May you get to know the God of Abraham this Christmas season.
He is the One who establishes a covenant promise with His people
to never leave or forsake them, and to be a blessing to all people.  

* Merry Christmas *

31 Days of the Christmas Story from Genesis to John: Day 1 – God’s answer to man’s sin

dovepeaceatchristmas

Please join me for the 31 days of December, as I will be posting a Christmas series which looks at the Christmas story and season in a slightly different way. The story of Jesus and the meaning behind the celebration of Christmas are woven throughout the entire Bible – from the beginning of mankind in Genesis to the resurrection of Jesus as told by the apostle John some 4000 years later.

Genesis 3:15
I will put hostility between you and the woman,
and between your seed and her seed.
He will strike your head,
and you will strike his heel.

This is the first sign of hope that God gives us in the Bible. Adam and Eve have just rebelled against God, and sin is now introduced into the world and humankind. God curses Satan for it. “Your seed” refers to Satan and unbelievers who are called the devil’s children in John 8:44. “Her seed” refers to Christ, a descendent of Eve through the virgin Mary and includes believers in Christ. This first prophecy of a Savior to come says that Satan will strike Jesus’ heel, but Jesus will give the final blow to Satan’s head and destroy him.

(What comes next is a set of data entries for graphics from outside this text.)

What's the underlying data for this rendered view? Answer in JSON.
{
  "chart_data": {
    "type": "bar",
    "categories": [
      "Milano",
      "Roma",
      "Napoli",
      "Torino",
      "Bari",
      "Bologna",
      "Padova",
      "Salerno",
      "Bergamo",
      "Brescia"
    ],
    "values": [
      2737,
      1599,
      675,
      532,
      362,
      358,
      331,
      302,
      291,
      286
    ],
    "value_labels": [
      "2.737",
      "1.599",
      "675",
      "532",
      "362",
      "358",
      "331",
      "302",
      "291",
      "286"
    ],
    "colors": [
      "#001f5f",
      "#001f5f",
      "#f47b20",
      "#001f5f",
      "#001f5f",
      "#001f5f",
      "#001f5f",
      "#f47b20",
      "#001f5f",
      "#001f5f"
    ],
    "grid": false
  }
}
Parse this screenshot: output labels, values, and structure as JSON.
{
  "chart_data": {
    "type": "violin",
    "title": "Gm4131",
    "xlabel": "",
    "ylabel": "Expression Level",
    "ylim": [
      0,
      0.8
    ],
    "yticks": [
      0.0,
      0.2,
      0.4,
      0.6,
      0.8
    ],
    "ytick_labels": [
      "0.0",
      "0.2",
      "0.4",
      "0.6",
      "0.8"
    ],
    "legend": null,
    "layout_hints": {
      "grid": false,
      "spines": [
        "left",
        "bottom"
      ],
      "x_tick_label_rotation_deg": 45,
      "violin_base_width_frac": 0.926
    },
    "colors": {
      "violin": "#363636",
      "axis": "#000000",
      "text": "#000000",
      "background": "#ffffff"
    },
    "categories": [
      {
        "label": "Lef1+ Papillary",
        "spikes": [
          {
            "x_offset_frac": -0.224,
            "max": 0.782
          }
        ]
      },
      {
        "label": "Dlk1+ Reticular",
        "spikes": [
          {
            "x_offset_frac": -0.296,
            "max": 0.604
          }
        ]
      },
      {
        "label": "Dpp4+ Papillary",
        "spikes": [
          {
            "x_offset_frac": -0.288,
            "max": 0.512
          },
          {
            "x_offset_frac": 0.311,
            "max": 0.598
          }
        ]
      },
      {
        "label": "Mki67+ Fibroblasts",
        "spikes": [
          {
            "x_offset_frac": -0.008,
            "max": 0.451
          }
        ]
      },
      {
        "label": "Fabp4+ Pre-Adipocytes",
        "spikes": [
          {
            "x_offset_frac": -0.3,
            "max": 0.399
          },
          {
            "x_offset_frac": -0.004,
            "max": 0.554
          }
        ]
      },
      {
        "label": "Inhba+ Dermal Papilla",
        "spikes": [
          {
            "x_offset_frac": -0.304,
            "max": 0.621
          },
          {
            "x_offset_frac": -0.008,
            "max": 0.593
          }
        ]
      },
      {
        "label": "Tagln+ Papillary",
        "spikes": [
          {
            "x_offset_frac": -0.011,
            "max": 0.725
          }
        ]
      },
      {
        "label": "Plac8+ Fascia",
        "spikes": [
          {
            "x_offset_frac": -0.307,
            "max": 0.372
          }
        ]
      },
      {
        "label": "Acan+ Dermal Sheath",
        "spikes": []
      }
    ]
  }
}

In Genesis 3:13, just prior to this prophecy, God asks Eve what she has done. In verse 14, God curses the serpent, and just one verse later in Genesis 3:15, God provides a way for redemption and hope. God has never left us without hope, even when reading from one verse to the next in the Bible. Through all the suffering that sin has caused in our world, God has always and will continue to, offer a way of hope for those who seek it.

May God touch your heart this Christmas
and show you what His Hope feels like.